Selanjutnya diteruskan dengan operasi pendaratan pasukan Amphibi di pantai Padang berikut tank-tank dan artileri. Lalu dilanjutkan oleh penerjunan pasukan parasut (paratrooper) di kota Padang dan Bukittingi. Serbuan ini menimbulkan banyak korban jiwa baik tentara "Jawa" maupun tentara PRRI. Pesawat-pesawat tempur Angkatan Udara Republik Indonesia (AURI) membomi titik-titik penting pasukan PRRI. Pasukan "Jawa" akhirnya berhasil menguasai Padang. Serbuan ofensif lalu diteruskan hingga ke lembah Anai. Serbuan ini ditahan oleh pasukan PRRI dalam suatu pertempuran yang paling berdarah dalam sejarah PRRI.

Pasukan PRRI mundur ke hutan-hutan. Pasukan "Soekarno" mengadakan gerilya di daerah perkampungan dan perkotaan. Dalam proses itu, ratusan dan ribuan orang diciduk. Sebagian mati dalam tahanan.

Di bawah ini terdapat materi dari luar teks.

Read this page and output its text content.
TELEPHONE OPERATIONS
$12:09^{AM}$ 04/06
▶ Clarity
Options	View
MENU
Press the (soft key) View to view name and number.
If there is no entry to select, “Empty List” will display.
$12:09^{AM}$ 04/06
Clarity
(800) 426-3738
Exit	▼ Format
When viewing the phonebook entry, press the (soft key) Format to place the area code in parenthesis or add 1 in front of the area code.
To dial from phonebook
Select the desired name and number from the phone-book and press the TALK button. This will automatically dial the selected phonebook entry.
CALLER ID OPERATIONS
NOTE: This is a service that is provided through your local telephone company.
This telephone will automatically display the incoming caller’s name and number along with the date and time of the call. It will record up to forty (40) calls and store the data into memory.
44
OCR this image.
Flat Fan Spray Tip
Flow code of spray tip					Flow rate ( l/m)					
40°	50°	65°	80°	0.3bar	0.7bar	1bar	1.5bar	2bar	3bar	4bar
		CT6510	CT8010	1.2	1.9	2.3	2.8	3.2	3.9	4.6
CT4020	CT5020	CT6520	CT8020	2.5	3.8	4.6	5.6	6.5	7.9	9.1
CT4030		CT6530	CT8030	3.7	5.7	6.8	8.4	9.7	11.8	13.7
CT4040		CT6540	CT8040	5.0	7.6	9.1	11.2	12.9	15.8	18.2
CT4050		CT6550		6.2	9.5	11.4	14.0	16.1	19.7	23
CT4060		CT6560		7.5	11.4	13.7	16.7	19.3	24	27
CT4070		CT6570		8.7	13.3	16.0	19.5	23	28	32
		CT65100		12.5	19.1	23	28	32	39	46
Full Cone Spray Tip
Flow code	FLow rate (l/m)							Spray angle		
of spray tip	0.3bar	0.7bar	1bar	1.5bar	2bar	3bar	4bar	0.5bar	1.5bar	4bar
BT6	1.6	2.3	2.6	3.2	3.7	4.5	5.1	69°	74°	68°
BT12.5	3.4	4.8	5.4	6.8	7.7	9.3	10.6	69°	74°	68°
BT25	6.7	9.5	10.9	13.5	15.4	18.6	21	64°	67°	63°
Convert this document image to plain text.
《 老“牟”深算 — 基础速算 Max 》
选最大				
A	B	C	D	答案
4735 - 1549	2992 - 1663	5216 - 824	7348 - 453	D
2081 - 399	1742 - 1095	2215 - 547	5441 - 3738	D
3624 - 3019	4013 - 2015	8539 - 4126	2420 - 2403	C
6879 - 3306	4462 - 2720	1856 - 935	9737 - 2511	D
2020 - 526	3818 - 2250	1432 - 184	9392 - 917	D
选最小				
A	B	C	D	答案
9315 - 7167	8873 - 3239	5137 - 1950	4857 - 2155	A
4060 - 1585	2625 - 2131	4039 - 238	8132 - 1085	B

Pasukan KODAM Siliwangi dikenal berperilaku lebih baik daripada pasukan dari KODAM Diponegoro. Selain berasal dari etnis Sunda, pasukan KODAM Siliwangi berperilaku lebih halus dan agamis. Sedangkan pasukan KODAM IV Diponegoro berperilaku kasar. Mereka menganggap diri sebagai pemenang perang dan mengulangi kisah sukses ekspedisi Pamalayu untuk menaklukkan Sumatra.

Atas bujuk rayu sejumlah tokoh, kolonel Ahmad Husein menyerahkan diri kepada Gubernur Bagindo Aziz Chan dan Letjen Supeno di sebuah lapangan di Solok. Ahmad Husein menyerah bukan karena kalah tapi demi keutuhan republik. Pasukan PRRI masih banyak tersebar di hutan-hutan. Ahmad Husein ditangkap dan dibawa menghadap Presiden Soekarno.